A field guide for the rest of us. Written after auditing a real LLM-powered SaaS end-to-end — 23 prompts, 21 distinct AI calls, a mix of providers and fallbacks — and writing down what we learned.
The four posts
1. Should You Build a SaaS in 2026?
The existential question first. AI generates code in minutes. Tests get written. CI keeps the lights on. So is building software still worth it — and if you do, how do you actually use AI tools well? Eight habits separate the teams that get real leverage from the ones that end up with a pile of confidently-wrong output.
2. Buy vs. Build After AI
The same question from the other side. The buyer's math has flipped — a weekend with Claude can compete with a third-tier SaaS now. But total cost of ownership didn't get cheaper. Here's what counts as commodity now, what doesn't, and what still defends a SaaS in a world where features get cloned in a weekend.

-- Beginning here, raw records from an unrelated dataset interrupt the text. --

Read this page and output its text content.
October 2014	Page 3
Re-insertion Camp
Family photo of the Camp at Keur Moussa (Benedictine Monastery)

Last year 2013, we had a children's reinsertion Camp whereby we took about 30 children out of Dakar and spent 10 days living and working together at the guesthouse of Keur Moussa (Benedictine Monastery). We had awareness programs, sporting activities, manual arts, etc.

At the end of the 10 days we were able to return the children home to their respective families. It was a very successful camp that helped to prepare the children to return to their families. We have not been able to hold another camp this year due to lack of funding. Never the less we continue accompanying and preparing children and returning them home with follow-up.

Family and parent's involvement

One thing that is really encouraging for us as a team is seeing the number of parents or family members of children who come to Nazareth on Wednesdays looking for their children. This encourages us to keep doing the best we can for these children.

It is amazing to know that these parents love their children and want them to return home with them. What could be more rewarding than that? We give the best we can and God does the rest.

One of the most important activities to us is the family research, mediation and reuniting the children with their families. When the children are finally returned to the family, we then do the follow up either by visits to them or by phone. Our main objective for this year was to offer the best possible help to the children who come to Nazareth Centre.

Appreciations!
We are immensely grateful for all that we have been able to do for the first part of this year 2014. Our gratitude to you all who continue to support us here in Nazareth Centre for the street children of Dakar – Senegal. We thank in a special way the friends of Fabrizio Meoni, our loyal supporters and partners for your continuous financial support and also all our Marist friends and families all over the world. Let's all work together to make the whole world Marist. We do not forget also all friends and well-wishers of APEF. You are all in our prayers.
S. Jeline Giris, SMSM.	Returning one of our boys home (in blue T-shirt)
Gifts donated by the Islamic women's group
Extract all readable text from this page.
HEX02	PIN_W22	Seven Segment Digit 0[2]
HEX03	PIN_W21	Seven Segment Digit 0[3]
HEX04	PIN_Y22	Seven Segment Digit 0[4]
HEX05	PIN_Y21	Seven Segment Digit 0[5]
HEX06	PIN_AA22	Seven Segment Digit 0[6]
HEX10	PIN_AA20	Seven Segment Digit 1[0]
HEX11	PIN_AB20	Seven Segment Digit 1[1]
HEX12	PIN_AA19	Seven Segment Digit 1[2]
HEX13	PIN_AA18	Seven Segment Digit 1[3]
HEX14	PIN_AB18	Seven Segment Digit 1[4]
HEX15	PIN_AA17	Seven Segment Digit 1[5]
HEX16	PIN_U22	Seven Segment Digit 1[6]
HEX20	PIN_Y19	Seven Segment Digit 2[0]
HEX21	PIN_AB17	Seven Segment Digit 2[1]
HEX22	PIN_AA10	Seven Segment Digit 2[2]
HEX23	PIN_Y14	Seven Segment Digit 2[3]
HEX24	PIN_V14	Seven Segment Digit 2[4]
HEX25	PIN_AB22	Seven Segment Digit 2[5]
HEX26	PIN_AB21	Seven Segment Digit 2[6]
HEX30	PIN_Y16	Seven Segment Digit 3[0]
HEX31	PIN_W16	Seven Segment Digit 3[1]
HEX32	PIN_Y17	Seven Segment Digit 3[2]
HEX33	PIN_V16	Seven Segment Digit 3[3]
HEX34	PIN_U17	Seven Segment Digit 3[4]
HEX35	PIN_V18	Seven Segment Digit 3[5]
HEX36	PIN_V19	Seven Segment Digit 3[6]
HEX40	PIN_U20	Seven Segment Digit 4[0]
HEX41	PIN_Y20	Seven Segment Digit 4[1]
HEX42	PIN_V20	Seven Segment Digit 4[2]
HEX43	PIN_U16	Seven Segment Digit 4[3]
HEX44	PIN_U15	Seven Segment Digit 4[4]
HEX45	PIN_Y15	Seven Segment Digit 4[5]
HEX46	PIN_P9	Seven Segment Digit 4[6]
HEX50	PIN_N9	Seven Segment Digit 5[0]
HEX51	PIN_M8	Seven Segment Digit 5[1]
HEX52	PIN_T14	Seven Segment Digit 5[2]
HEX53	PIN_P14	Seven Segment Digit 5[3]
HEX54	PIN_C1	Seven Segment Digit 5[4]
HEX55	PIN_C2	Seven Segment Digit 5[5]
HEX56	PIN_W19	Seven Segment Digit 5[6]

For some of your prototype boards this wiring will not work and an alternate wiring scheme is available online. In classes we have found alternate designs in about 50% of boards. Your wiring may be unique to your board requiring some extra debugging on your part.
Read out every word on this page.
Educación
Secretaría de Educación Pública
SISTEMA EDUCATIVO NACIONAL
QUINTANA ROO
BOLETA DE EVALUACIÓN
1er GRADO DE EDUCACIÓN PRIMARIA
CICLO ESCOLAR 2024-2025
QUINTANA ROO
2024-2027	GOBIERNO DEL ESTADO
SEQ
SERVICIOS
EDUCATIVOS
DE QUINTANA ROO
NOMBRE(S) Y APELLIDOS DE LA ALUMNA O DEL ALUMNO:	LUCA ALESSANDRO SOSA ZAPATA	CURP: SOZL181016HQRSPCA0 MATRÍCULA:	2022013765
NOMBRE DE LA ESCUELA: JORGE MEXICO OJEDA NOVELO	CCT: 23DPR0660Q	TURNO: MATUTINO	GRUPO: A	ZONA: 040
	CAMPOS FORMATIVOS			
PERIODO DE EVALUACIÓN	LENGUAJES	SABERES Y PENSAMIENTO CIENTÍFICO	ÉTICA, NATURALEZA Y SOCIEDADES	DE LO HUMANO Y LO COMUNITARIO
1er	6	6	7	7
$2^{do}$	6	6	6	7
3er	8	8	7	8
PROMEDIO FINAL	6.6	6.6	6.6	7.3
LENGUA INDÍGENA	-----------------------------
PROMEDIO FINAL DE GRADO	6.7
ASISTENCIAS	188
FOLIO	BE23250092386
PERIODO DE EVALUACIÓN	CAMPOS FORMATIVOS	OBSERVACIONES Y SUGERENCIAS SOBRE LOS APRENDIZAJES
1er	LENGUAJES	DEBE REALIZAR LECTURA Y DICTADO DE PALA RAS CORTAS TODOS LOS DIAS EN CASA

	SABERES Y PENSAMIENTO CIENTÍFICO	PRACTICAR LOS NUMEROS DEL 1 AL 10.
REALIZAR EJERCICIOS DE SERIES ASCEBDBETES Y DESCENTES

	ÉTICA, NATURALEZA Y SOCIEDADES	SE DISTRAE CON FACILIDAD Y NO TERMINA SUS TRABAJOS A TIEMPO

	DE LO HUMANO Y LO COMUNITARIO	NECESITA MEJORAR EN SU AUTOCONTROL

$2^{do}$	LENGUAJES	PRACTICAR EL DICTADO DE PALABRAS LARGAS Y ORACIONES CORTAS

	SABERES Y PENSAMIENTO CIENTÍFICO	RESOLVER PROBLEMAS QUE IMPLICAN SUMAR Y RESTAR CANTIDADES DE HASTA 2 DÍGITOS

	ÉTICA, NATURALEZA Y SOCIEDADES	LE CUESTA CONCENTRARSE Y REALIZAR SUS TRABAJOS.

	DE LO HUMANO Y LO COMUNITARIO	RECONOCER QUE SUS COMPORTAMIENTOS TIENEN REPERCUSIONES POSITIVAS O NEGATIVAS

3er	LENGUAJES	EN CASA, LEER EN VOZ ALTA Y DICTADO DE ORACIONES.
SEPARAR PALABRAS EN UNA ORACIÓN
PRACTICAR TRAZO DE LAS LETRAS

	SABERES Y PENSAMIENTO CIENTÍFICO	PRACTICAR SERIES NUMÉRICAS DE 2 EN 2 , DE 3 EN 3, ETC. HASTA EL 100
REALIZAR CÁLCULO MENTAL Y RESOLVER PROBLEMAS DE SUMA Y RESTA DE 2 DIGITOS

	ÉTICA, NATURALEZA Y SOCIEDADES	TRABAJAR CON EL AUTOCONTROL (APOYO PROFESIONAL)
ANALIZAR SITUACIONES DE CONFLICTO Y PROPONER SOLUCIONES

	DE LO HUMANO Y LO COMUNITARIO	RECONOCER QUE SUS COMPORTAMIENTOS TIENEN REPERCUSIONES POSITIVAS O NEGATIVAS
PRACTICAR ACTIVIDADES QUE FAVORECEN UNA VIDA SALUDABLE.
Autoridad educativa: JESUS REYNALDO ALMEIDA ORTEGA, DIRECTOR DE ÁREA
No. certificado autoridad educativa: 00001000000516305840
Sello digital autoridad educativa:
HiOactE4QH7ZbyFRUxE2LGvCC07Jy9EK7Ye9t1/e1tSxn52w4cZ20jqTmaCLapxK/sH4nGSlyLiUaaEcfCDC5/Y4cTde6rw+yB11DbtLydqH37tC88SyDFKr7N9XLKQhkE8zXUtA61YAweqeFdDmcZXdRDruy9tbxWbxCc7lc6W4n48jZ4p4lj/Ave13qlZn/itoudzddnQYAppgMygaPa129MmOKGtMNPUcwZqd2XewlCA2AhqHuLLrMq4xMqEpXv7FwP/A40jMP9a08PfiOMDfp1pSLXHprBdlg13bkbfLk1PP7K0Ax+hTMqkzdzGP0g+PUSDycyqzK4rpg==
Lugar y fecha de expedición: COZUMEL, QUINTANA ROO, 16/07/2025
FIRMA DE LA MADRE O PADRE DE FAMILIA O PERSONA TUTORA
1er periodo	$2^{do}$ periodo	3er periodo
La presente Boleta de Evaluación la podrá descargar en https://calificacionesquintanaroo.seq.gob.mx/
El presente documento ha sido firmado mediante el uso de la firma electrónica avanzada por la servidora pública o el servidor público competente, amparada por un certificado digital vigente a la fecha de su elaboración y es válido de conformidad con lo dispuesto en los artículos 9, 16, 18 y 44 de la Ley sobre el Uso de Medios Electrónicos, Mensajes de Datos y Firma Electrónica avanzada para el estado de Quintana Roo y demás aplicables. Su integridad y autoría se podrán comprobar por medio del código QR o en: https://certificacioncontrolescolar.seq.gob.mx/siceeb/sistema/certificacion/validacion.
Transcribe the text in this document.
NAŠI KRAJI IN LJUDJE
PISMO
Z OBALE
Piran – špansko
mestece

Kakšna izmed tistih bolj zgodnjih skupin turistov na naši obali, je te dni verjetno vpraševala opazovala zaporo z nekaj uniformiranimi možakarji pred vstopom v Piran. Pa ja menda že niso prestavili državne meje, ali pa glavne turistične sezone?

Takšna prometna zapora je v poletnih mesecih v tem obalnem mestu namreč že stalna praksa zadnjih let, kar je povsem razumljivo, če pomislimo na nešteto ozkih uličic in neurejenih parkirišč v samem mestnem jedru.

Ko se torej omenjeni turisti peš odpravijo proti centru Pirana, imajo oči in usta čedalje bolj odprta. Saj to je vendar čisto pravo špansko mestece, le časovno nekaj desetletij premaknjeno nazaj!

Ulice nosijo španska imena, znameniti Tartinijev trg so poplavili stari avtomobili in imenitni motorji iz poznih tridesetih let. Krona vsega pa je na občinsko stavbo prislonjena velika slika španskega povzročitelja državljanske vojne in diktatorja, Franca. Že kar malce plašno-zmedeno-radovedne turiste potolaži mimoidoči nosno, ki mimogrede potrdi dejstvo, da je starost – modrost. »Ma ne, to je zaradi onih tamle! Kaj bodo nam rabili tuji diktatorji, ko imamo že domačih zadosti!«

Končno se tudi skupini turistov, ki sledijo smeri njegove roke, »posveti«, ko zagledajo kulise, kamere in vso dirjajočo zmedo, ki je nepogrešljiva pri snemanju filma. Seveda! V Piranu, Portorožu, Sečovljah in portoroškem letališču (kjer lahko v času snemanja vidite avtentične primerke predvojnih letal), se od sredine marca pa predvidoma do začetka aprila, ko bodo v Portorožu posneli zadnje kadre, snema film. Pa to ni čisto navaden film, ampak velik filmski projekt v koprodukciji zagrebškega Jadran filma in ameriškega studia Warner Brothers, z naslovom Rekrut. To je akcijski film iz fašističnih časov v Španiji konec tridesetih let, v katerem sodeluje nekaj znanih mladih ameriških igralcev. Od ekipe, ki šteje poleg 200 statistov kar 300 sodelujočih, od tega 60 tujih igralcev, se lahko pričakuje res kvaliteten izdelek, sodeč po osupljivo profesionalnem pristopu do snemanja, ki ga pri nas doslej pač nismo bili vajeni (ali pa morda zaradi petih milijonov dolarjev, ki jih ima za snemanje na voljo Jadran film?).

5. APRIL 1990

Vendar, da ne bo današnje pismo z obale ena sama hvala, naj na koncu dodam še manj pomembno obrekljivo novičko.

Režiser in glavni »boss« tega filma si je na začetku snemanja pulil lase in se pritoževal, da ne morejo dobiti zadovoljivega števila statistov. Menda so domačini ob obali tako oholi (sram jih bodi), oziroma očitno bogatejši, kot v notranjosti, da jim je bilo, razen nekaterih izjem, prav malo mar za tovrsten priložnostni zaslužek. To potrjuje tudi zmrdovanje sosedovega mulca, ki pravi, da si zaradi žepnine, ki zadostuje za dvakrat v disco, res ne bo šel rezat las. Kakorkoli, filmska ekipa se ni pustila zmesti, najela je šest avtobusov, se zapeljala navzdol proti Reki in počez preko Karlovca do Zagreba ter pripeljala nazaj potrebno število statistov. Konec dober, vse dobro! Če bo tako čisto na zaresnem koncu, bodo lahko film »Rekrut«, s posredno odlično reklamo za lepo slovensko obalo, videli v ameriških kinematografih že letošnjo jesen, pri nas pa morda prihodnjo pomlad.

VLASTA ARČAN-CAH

3. Tokens and Temperature, in Plain English
The two dials nearly every LLM cost and quality issue traces back to. What a token actually is, in bytes you can feel. What temperature actually does, in plain English. Short, foundational, skip if you already know — but most teams don't, and it shows in their bills.
4. Twelve Steps to a Cheaper, Better LLM App
The tactical playbook. Twelve concrete moves, in roughly the order you'd want to do them, that routinely cut LLM costs in half and improve quality at the same time. None take more than a couple of hours each. The numbers are from a real audit on a real codebase, not invented.
Who this is for
If you're building anything that calls an LLM API in production — a feature inside a larger app, a standalone AI product, an internal tool — and you care about either the bill or the output quality, all four posts will pay back the time it takes to read them.
If you're earlier — still deciding whether to build, or what to build, or whether to pay for an existing tool — start with posts 1 and 2.
If you've already shipped and you want to tighten what you have, jump to post 4 and reference 3 when the vocabulary trips you up.
Author's note
Everything in this series came from finding actual problems in actual code. None of the numbers are made up. None of the anecdotes are composites. Where the post cites a saving or a cost, it's based on a measurement, not an estimate. The names of specific models and providers are mentioned where they're relevant; the principles work across all of them.